E Julian Schnabel se mostrou um diretor extremamente ousado e provocativo, principalmente na primeira parte da sua obra, que é quando a sua câmera se torna os olhos de Jean-Dominique. Os muitos flashes brancos, o uso estético das artes plásticas só ajudaram a causar a estesia de solidão e a conviver com o isolamento do seu persongem. A Síndrome de Encarceramento, seqüela deixada pelo AVC, possibilita apenas a Jean-Dominique ouvir o que as pessoas falam, mas sem conseguir expressar nenhum tipo de reação. É comovente quando se chega no Dia dos Pais e os seus filhos o visitam no Hospital e ele sem poder abraçar as suas crianças e ainda vendo o seu filho mais velho limpar uma baba que havia saído da sua boca. E a única coisa que ele poderia fazer era continuar sentado na sua cadeira-de-rodas e guardar aquele momento para jamais esquecer depois.

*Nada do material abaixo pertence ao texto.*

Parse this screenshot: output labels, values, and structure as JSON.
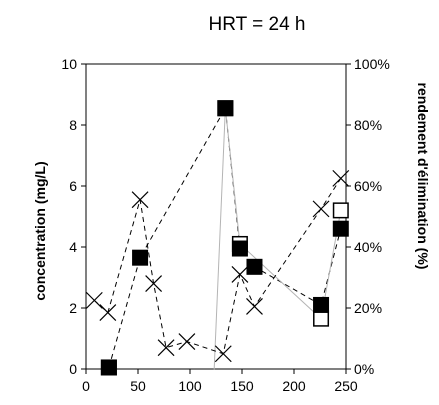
{
  "chart_data": {
    "type": "scatter",
    "title": "HRT = 24 h",
    "xlabel": "",
    "ylabel": "concentration (mg/L)",
    "y2label": "rendement d'élimination (%)",
    "xlim": [
      0,
      250
    ],
    "ylim": [
      0,
      10
    ],
    "y2lim": [
      0,
      100
    ],
    "x_ticks": [
      "0",
      "50",
      "100",
      "150",
      "200",
      "250"
    ],
    "y_ticks": [
      "0",
      "2",
      "4",
      "6",
      "8",
      "10"
    ],
    "y2_ticks": [
      "0%",
      "20%",
      "40%",
      "60%",
      "80%",
      "100%"
    ],
    "grid": false,
    "legend": "none",
    "series": [
      {
        "marker": "filled-square",
        "line": "dashed",
        "axis": "left",
        "color": "#000000",
        "x": [
          22,
          52,
          134,
          148,
          162,
          226,
          245
        ],
        "y": [
          0.05,
          3.65,
          8.55,
          3.95,
          3.35,
          2.1,
          4.6
        ]
      },
      {
        "marker": "open-square",
        "line": "solid",
        "axis": "left",
        "color": "#b4b4b4",
        "x": [
          22,
          62,
          122,
          134,
          148,
          226,
          245
        ],
        "y": [
          0.05,
          -1.0,
          -1.0,
          8.55,
          4.1,
          1.65,
          5.2
        ]
      },
      {
        "marker": "x",
        "line": "dashed",
        "axis": "right",
        "color": "#000000",
        "x": [
          8,
          21,
          52,
          65,
          77,
          97,
          132,
          148,
          162,
          226,
          245
        ],
        "y": [
          22.5,
          18.5,
          55.5,
          28,
          7,
          9,
          5,
          31,
          20.5,
          52.5,
          62.5
        ]
      }
    ]
  }
}
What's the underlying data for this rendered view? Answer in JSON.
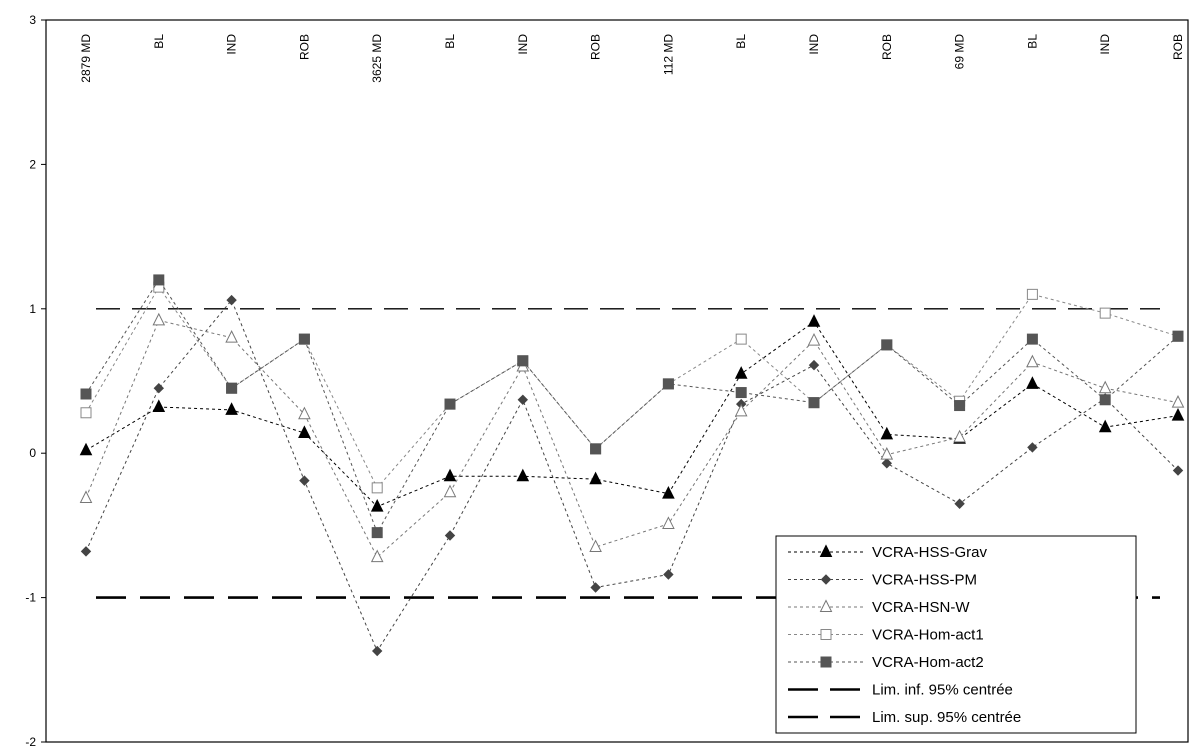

Mesmo na primeira parte, quando o filme é narrado em primeira pessoa, nos deparamos com a personalidade de Jean-Do, que se mostra uma pessoa sarcástica e irônica, mesmo se encontrando em um estado tão grave. E também nos momentos entre ele e o seu pai, ou ainda quando este barbeia o seu velho para que ele se sentisse revigorado, o filme chega à sua segunda parte que é feita em terceira pessoa, agora com a câmera de Julian Schnabel em harmonia com os quadros cinematográficos e não com as estesias do seu personagem. Não existe, portanto, um sentimento de pena no filme. Talvez os espectadores possam se sentir isso, mas não é esta a proposta da obra. Schnabel propõe aquilo que estava incomodando Jean-Do, que eram os arrependimentos por ele não ter aproveitado os momentos felizes que teve, ou os possíveis amores e as chances que ele não aproveitou e que foram dadas.

Porém, O Escafandro e a Borboleta vai muito mais longe que apenas falar de arrependimentos. Seria muito comum fazer um filme tão profundo como este e definí-lo de uma maneira tão simplória. O filme, na verdade, nos faz pensar sobre as fragilidades do corpo humano e sobre aquilo que nós imaginamos, até onde é sonho e realidade dentro dos nossos próprios conceitos. Indicado em quatro categorias no Oscar e vencedor do prêmio de direção em Cannes, O Escafandro e a Borboleta é uma incursão pela vida de um ser humano que tentou encontrar forças para superar a fisioterapia, as aulas de fonoaudiologia e a impotência de não poder ser mais um pai, um marido ou um filho. Com uma direção ousado e competente de Julian Schnabel, é impossível não se sentir como parte daquilo sofrido por Jean-Dominique, sejam as suas frustrações, os seus arrependimentos e as viagens por dentro da sua imaginação.